Lineage frequency time series reveal elevated levels of genetic drift in SARS-CoV-2 transmission in England

ABSTRACT

Random genetic drift in the population-level dynamics of an infectious disease outbreak results from the randomness of inter-host transmission and the randomness of host recovery or death. The strength of genetic drift has been found to be high for SARS-CoV-2 due to superspreading, and this is expected to substantially impact the disease epidemiology and evolution.

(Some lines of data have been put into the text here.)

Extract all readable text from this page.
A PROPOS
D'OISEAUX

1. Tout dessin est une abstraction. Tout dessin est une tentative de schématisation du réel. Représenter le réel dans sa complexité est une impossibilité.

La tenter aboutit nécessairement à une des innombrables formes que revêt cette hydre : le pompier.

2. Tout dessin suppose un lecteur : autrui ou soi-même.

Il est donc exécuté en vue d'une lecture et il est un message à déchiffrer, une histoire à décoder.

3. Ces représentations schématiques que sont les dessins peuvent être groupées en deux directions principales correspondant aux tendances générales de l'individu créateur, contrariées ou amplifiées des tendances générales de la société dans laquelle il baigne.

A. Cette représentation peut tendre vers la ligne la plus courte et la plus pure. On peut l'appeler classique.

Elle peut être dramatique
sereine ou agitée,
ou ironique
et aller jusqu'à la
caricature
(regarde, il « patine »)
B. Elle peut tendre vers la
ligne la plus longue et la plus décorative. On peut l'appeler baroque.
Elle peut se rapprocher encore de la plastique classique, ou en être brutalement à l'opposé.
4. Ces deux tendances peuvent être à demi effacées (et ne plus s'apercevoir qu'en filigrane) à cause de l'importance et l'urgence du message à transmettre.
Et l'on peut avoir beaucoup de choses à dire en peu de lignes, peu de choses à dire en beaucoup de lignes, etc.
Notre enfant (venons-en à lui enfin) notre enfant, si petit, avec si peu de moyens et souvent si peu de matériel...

Noise that results from the measurement process, such as biases in data collection across time, geographical areas, etc., can potentially confound estimates of genetic drift as both processes contribute "noise" to the data. To address this challenge, we develop and validate a method to jointly infer genetic drift and measurement noise from time-series lineage frequency data. We apply this method to over 490,000 SARS-CoV-2 genomic sequences from England collected between March 2020 and December 2021 by the COVID-19 Genomics UK (COG-UK) consortium. We find that even after correcting for measurement noise, the strength of genetic drift is consistently, throughout time, higher than that expected from the observed number of COVID-19 positive individuals in England by 1 to 3 orders of magnitude. Corrections taking into account epidemiological dynamics (susceptible-infected-recovered or susceptible-exposed-infected-recovered models) do not explain the discrepancy. Moreover, the levels of genetic drift that we observe are higher than the estimated levels of superspreading found by modeling studies that incorporate data on actual contact statistics in England. We discuss how even in the absence of superspreading, high levels of genetic drift can be generated via community structure in the host contact network. Our results suggest that further investigations of heterogeneous host contact structure may be important for understanding the high levels of genetic drift observed for SARS-CoV-2 in England.